3. The organic vehicle according to claim 2, wherein the mass ratio of the solid resin to the curing agent is 2-7: 0.1 to 1;

or/and the solid resin is a thermosetting resin with at least two epoxy functional groups;

or/and the curing agent comprises a latent curing agent.

4. The organic vehicle according to claim 2, wherein the mass ratio of the polyol, the blocked isocyanate and the accelerator is 0.5-5: 0.1-1: 0.01 to 0.1.
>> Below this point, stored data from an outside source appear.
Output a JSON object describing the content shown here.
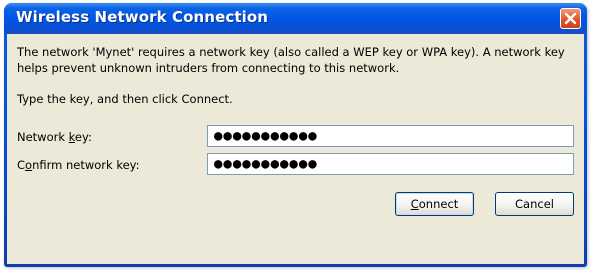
{
  "window": {
    "title": "Wireless Network Connection",
    "close_icon": "close-icon",
    "colors": {
      "titlebar": "#0055e5",
      "client_bg": "#ece9d8",
      "close_button": "#e2552c",
      "field_border": "#7f9db9"
    }
  },
  "message": {
    "text": "The network 'Mynet' requires a network key (also called a WEP key or WPA key). A network key helps prevent unknown intruders from connecting to this network.",
    "instruction": "Type the key, and then click Connect."
  },
  "form": {
    "network_key": {
      "label_pre": "Network ",
      "label_access": "k",
      "label_post": "ey:",
      "value": "●●●●●●●●●●●"
    },
    "confirm_key": {
      "label_pre": "C",
      "label_access": "o",
      "label_post": "nfirm network key:",
      "value": "●●●●●●●●●●●"
    }
  },
  "buttons": {
    "connect": {
      "access": "C",
      "rest": "onnect"
    },
    "cancel": {
      "label": "Cancel"
    }
  }
}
5. The organic vehicle of claim 3, wherein the thermosetting resin comprises at least one of bisphenol A epoxy resin, bisphenol F epoxy resin, phenol novolac epoxy resin, o-cresol novolac epoxy resin, polyurethane modified epoxy resin, acrylic modified epoxy resin, anthracene type epoxy resin, silicone modified epoxy resin, rubber toughened epoxy resin, isocyanate modified epoxy resin, biphenyl phenol type epoxy resin, dicyclopentadiene phenol (DCPD) epoxy resin;

or/and the latent curing agent comprises at least one of imidazoles, dicyandiamide, cationic curing agents, organic hydrazide, polyamines and blocked isocyanate;

or/and the polyol comprises at least one of a polyester polyol or a polyether polyol;

or/and the accelerant is at least one of dibutyltin dilaurate, stannous octoate and triethylene diamine;

or/and the stabilizer is at least one of malonylurea, benzoic acid, epoxy phenol borate, organic aluminum phosphate salt, barbituric acid, lauric acid and salicylic acid;

or/and the dispersant is at least one of polyacrylamide, cellulose derivative, fatty acid polyethylene glycol ester, polycarboxylic acid alkanol ammonium salt, acrylate copolymer ammonium salt and high molecular weight alkyl alcohol amino amide.
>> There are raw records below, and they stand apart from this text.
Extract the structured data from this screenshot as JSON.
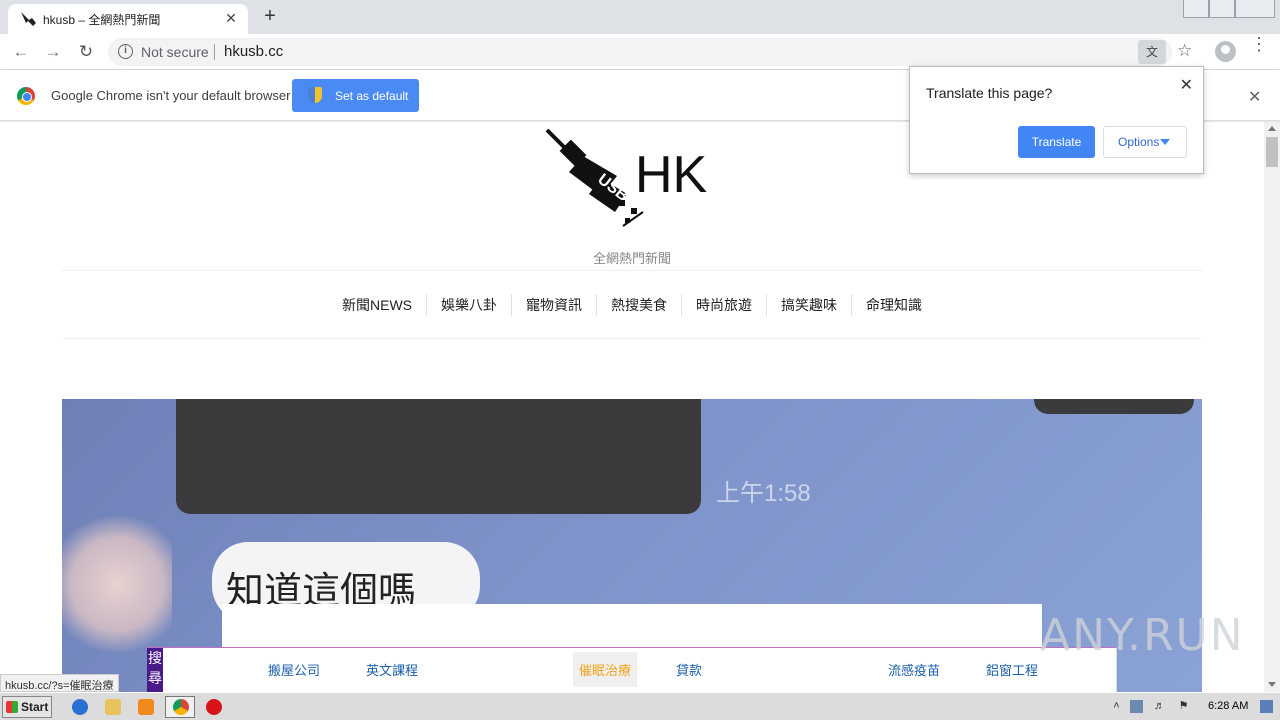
{
  "browser": {
    "tab_title": "hkusb – 全網熱門新聞",
    "tab_close": "✕",
    "new_tab": "+",
    "address": {
      "security_label": "Not secure",
      "url": "hkusb.cc"
    }
  },
  "infobar": {
    "message": "Google Chrome isn't your default browser",
    "button_label": "Set as default"
  },
  "translate_popup": {
    "question": "Translate this page?",
    "translate_label": "Translate",
    "options_label": "Options"
  },
  "site": {
    "logo_text": "HK",
    "tagline": "全網熱門新聞",
    "nav": [
      "新聞NEWS",
      "娛樂八卦",
      "寵物資訊",
      "熱搜美食",
      "時尚旅遊",
      "搞笑趣味",
      "命理知識"
    ],
    "hero": {
      "time_text": "上午1:58",
      "bubble_text": "知道這個嗎"
    },
    "tag_bar": {
      "search_label": "搜尋",
      "tags": [
        "搬屋公司",
        "英文課程",
        "催眠治療",
        "貸款",
        "流感疫苗",
        "鋁窗工程"
      ],
      "active_tag": "催眠治療"
    }
  },
  "status_url": "hkusb.cc/?s=催眠治療",
  "watermark": "ANY.RUN",
  "taskbar": {
    "start_label": "Start",
    "clock": "6:28 AM"
  },
  "colors": {
    "accent": "#4285f4",
    "tag_link": "#1a5fa8",
    "tag_active": "#f3a21a"
  }
}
6. The preparation method of the organic carrier is characterized by comprising the following steps:

the organic vehicle is obtained by weighing the raw material components according to the components contained in the organic vehicle of any one of claims 1 to 5 and mixing the raw material components.
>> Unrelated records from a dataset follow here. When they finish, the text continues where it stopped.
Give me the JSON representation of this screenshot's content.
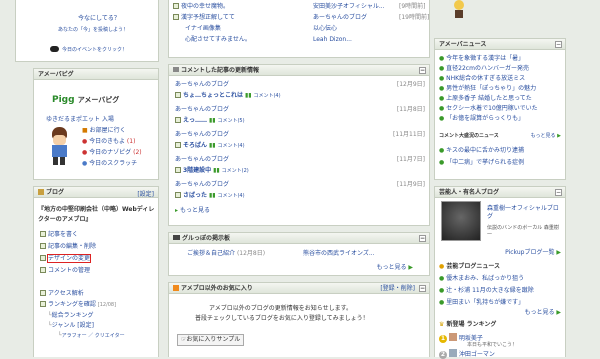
{
  "top_left": {
    "question": "今なにしてる？",
    "sub": "あなたの「今」を投稿しよう！",
    "daily": "今日のイベントをクリック！"
  },
  "top_center": {
    "rows": [
      {
        "title": "夜中の幸せ魔物。",
        "who": "安田美沙子オフィシャル...",
        "date": "[9時間前]"
      },
      {
        "title": "漢字予想正解してて",
        "who": "あーちゃんのブログ",
        "date": "[19時間前]"
      },
      {
        "title": "イナイ画像集",
        "who": "以心伝心",
        "date": ""
      },
      {
        "title": "心配させてすみません。",
        "who": "Leah Dizon...",
        "date": ""
      }
    ]
  },
  "amepiga": {
    "header": "アメーバピグ",
    "logo_pigg": "Pigg",
    "logo_text": "アメーバピグ",
    "user_link": "ゆきだるまポエット 入場",
    "links": [
      {
        "label": "お部屋に行く",
        "count": ""
      },
      {
        "label": "今日のきもよ",
        "count": "(1)"
      },
      {
        "label": "今日のナゾピグ",
        "count": "(2)"
      },
      {
        "label": "今日のスクラッチ",
        "count": ""
      }
    ]
  },
  "blog": {
    "header": "ブログ",
    "setting": "[設定]",
    "blog_title": "『地方の中堅印刷会社（中略）Webディレクターのアメブロ』",
    "items": [
      "記事を書く",
      "記事の編集・削除",
      "デザインの変更",
      "コメントの管理"
    ],
    "access_title": "アクセス解析",
    "ranking": "ランキングを確認",
    "ranking_date": "[12/08]",
    "sub": [
      "総合ランキング",
      "ジャンル [設定]",
      "アラフォー ／ クリエイター"
    ]
  },
  "comments": {
    "header": "コメントした記事の更新情報",
    "entries": [
      {
        "blog": "あーちゃんのブログ",
        "date": "[12月9日]",
        "title": "ちょ…ちょっとこれは",
        "comment": "コメント(4)"
      },
      {
        "blog": "あーちゃんのブログ",
        "date": "[11月8日]",
        "title": "えっ……",
        "comment": "コメント(5)"
      },
      {
        "blog": "あーちゃんのブログ",
        "date": "[11月11日]",
        "title": "そろばん",
        "comment": "コメント(4)"
      },
      {
        "blog": "あーちゃんのブログ",
        "date": "[11月7日]",
        "title": "3階建設中",
        "comment": "コメント(2)"
      },
      {
        "blog": "あーちゃんのブログ",
        "date": "[11月9日]",
        "title": "さばった",
        "comment": "コメント(4)"
      }
    ],
    "more": "もっと見る"
  },
  "groups": {
    "header": "グルっぽの掲示板",
    "topic": "ご挨拶＆自己紹介",
    "date": "(12月8日)",
    "group": "熊谷市の西武ライオンズ...",
    "more": "もっと見る"
  },
  "other_fav": {
    "header": "アメブロ以外のお気に入り",
    "action": "[登録・削除]",
    "line1": "アメブロ以外のブログの更新情報をお知らせします。",
    "line2": "普段チェックしているブログをお気に入り登録してみましょう！",
    "sample": "お気に入りサンプル"
  },
  "news": {
    "header": "アメーバニュース",
    "items": [
      "今年を象徴する漢字は「暑」",
      "直径22cmのハンバーガー発売",
      "NHK総合の休すぎる放送ミス",
      "男性が熱狂「ぽっちゃり」の魅力",
      "上原多香子 結婚したと思ってた",
      "セクシー水着で10億円稼いでいた",
      "「お億を誤算がらっくりも」"
    ],
    "popular_title": "コメント大盛況のニュース",
    "popular_more": "もっと見る",
    "popular": [
      "キスの最中に舌かみ切り逮捕",
      "「中二病」で挙げられる症例"
    ]
  },
  "celebrity": {
    "header": "芸能人・有名人ブログ",
    "name": "森重樹一オフィシャルブログ",
    "desc": "伝説のバンドのボーカル 森重樹一",
    "more": "Pickupブログ一覧",
    "news_title": "芸能ブログニュース",
    "news": [
      "優木まおみ、私ばっかり狙う",
      "辻・杉浦 11月の大きな縁を蹴除",
      "里田まい「乳持ちが嫌です」"
    ],
    "news_more": "もっと見る",
    "rank_title": "新登場 ランキング",
    "rank": [
      {
        "n": "1",
        "name": "明坂美子",
        "sub": "本日も平和でいこう！"
      },
      {
        "n": "2",
        "name": "沖田ゴーマン",
        "sub": ""
      }
    ]
  }
}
7. The method for preparing the organic vehicle according to claim 6, wherein the resin curing system is prepared by a method comprising the steps of:

stirring the solid resin and the first solvent at a constant temperature of 60-80 ℃ until the solid resin and the first solvent are completely dissolved, and cooling the dissolved solution to obtain a first mixed solution;

adding a curing agent into the first mixed solution and uniformly stirring to obtain an epoxy curing system;

or/and the preparation method of the polyurethane system comprises the following steps:

mixing polyol, blocked isocyanate and an accelerator to obtain a polyurethane system;

or/and the mixing treatment comprises the following steps:

8. The method according to claim 7, wherein the first solvent and the second solvent have boiling points of more than 150 ℃;

and/or the first solvent and the second solvent are respectively and independently selected from at least one of butyl carbitol, propylene glycol acetate, diethylene glycol butyl ether acetate, terpineol, diethylene glycol ethyl ether acetate, alcohol ester dodeca and butyl carbitol acetate.

9. An electroconductive paste comprising an organic vehicle and a conductive agent dispersed in the organic vehicle, wherein the organic vehicle comprises the organic vehicle according to any one of claims 1 to 5.

10. The conductive paste according to claim 9, wherein the conductive agent is 87 to 95% by mass based on 100% by mass of the conductive paste.

11. The preparation method of the conductive paste is characterized by comprising the following steps of:

mixing the organic vehicle according to any one of claims 1 to 5 with a conductive agent to obtain a conductive paste.

12. The method for preparing the conductive paste according to claim 11, wherein the method for preparing the conductive paste specifically comprises the steps of:

placing the organic carrier and the conductor agent in a double-planet stirrer to be stirred to obtain a first mixture;

13. A solar cell, comprising the conductive paste according to claim 9 or 10 or the conductive paste prepared by the method for preparing the conductive paste according to claim 11 or 12, which is formed by curing.